Prosecutors, in their memo, cast doubt on Shihab’s claims of cooperating with the FBI.
They said he had at last two opportunities to tell authorities about the assassination plot. Instead, he lied, denying any knowledge of a plot and concealing his efforts.
“Further, he lied about his time in Dallas and the fact that he visited locations associated with the former president,” Ms. Knight wrote. “Instead, he revealed only a minimized version of his role in helping to facilitate the smuggling of an individual he believed to be an Iraqi foreign national with ties to ISIS.”
The FBI, in earlier filings in the case, said Shihab looked into acquiring U.S. Border Patrol uniforms as part of the assassination plot, figuring he would smuggle the ISIS hit team from Mexico.
Special Agent John Ypsilantis said Shihab told sources cooperating with the FBI that he was working with an organization that included former loyalists of Saddam Hussein, and they felt Mr. Bush “was responsible for killing many Iraqis and breaking apart the entire country of Iraq” — the result of the 2003 invasion Mr. Bush oversaw.
Members of the hit team were prepared to die in the assassination attempt, Agent Ypsilantis said, citing conversations between Shihab and the cooperating sources.
Shihab also wanted to be involved in carrying out the hit, but he said his group’s leadership told him to handle logistics and surveillance but leave the killing to the team.
Mr. Bensman said this case is different from many other ISIS-related cases where the FBI circled in on people who’d been active in radical online forums, but where their commitment to terrorism wasn’t as clear.

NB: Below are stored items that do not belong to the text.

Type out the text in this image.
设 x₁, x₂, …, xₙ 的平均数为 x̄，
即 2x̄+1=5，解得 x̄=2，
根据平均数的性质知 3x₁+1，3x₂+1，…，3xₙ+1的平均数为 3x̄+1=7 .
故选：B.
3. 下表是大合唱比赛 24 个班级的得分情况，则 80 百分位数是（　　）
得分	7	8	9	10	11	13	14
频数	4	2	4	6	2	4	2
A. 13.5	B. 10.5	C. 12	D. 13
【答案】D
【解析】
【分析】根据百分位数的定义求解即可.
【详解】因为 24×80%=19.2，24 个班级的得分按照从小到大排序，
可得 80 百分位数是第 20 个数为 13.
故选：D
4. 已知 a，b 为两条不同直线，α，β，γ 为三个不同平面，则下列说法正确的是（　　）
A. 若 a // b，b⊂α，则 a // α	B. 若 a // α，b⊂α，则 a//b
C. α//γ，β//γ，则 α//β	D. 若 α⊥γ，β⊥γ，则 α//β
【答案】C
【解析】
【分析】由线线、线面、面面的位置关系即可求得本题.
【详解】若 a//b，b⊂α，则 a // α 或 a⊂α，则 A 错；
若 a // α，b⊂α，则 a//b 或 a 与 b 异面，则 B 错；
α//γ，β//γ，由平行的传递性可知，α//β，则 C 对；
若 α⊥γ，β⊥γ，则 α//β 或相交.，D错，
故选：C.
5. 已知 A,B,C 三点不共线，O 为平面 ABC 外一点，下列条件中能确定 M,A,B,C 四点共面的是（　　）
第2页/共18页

Shihab was in communication with a terrorist leader, had a hit squad in mind, was working to buy weapons and traveled to Dallas in February 2022 to collect video of Mr. Bush’s neighborhood and his office at the George W. Bush Institute.
“That case more than any other recent one illustrates that the bad guys are fully aware that our southern border is wide open and vulnerable to their depredations,” said Mr. Bensman, author of “America’s Covert Border War: The Untold Story of the Nation’s Battle to Prevent Jihadist Infiltration.”
“This involved real bad actors they were going to bring in, real killers they were going to bring in over the southern border,” he said. “I believe that the defendant chose to bring in them in this way because he perceived it is now easier to bring them over the border than it was for him when he came in as a tourist at an airport.”
The Biden administration has set records for the number of terrorism suspects detected sneaking across the southern border, and experts say that indicates still more people on the terrorism watch list are likely getting through undetected.
Shihab grew up in Iraq, attended a university in the 1990s and got married in 1998. He has five children. He said things went downhill after the 2003 U.S. invasion, which Mr. Bush ordered to cleanse the country of nuclear weapon materials that Saddam Hussein had apparently already gotten rid of.
Shihab said he was captured by Syrian forces and tortured, lost his home and had his marriage deteriorate.
In the U.S., prosecutors described him as “a hustler” ready to do anything for money. He worked under the table despite being an unauthorized immigrant and got paid tens of thousands of dollars for migrant smuggling. Ms. Knight said he showed “the savviness of an educated survivor.”
FBI agents arrested Shihab in the spring of 2022 in Ohio, where was supporting himself by working at restaurants and markets.
He has been in custody since his arrest.